What if a request for the address of the data in the write-back buffer appears on the bus?

Snoop controller must check write-back buffer address in addition to cache tags.

If match:
1. Respond with data from write-back buffer rather than cache
2. Cancel outstanding bus access request (for the write-back)
Non-atomic state transitions

- State transition diagrams during protocol discussion assumed that transitions were atomic
- Today we assume the bus transaction is atomic, but all the operations the system performs as a result of a memory operation are not
  - Look up tags, arbitrate for bus, wait for actions by other controllers, etc.
- Must be careful to handle race conditions appropriately
Example race condition

Processors P1 and P2 write to cache line A simultaneously (both need to issue BusUpg to move line from S state to M state)

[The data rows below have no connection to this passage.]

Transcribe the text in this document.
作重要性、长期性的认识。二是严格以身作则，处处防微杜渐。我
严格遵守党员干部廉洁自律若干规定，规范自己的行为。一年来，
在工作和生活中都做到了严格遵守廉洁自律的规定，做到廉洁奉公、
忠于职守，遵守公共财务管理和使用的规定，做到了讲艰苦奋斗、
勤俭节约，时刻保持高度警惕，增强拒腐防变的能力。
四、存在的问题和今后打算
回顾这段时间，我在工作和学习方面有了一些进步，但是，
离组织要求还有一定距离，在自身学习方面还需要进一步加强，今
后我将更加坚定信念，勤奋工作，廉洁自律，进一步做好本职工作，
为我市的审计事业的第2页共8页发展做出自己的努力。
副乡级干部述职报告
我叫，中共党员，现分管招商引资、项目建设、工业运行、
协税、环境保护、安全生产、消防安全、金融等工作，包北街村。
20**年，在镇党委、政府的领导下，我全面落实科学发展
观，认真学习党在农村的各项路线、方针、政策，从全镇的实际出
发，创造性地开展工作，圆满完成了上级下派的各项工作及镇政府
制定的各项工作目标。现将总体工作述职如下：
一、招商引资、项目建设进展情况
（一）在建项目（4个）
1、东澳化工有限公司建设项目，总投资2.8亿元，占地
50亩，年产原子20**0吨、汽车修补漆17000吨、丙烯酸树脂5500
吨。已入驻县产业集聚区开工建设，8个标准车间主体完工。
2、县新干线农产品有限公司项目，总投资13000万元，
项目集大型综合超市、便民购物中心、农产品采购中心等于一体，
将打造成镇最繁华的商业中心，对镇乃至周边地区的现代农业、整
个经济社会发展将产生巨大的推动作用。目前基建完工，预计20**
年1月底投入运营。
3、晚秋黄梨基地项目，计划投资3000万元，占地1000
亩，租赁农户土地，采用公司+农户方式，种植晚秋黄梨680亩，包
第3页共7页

P1 “wins” bus access, sends BusUpg

P2 is waiting for bus access (to send its own BusUpg), can’t proceed because P1 has bus

P2 receives BusUpg, must invalidate line A (as per MESI protocol)

*P2 must also change its pending BusUpg request to a BusRdX*

Cache must be able to handle requests while waiting to acquire bus AND be able to modify its own outstanding requests
Write serialization

- Tempting optimization: on processor write, update cache line, allow processor to proceed prior to sending transaction out to bus (to obtain exclusive access)

- Violates coherence. Why?
  - Why does a write-back buffer not cause this problem?

- To ensure write serialization, cache cannot allow processor to proceed until read-exclusive transaction appears on bus
  - At this point, the write is “committed”
  - Key idea: order of transactions on the bus defines the global order
Fetch deadlock

P1 has a modified copy of cache line B
P1 is waiting for the bus to issue BusRdX on cache line A
BusRd for B appears on bus while P1 is waiting

To avoid deadlock, P1 must be able to service incoming transactions while waiting to issue requests
Livelock

Two processors writing to cache line B
P1 acquires bus, issues BusRdX
P2 invalidates
Before P1 performs write, P2 acquires bus, issues BusRdX
P1 invalidates
and so on...

To avoid livelock, a write that obtains exclusive ownership must be allowed to complete before exclusive ownership is relinquished.
Starvation

- Multiple processors competing for bus access
  - must be careful to avoid (or minimize likelihood of) starvation

- FIFO arbitration

- Priority-based heuristics
Design issues

- Design of cache controller and tags (to support access from processor and bus)
- How and when to present snoop results on bus
- Dealing with write backs
- Dealing with non-atomic state transitions
- Avoiding deadlock, livelock, starvation

These issues arose even though we only implemented a few optimizations on a basic invalidation-based, write-back system!

(atomic bus, one outstanding memory request per processor, single-level caches)

Next time: will discuss more advanced (a.k.a. more complex) implementations that strive for higher performance.
Source of the complexity: parallelism

- Processor, cache, and bus all are resources operating in parallel
  - Often contending for shared resources:
    - Processor and bus contending for cache
    - Caches contending for bus access

- “Memory operations” are abstracted by the architecture as atomic are implemented via multiple transactions involving all of these components

- Performance optimization often entails splitting operations into several, smaller transactions
  - Splitting work into smaller transactions reveals more parallelism
    (recall pipelining example)
  - Cost: more hardware needed to exploit additional parallelism
  - Cost: more care needed to ensure abstractions still hold (the machine is correct)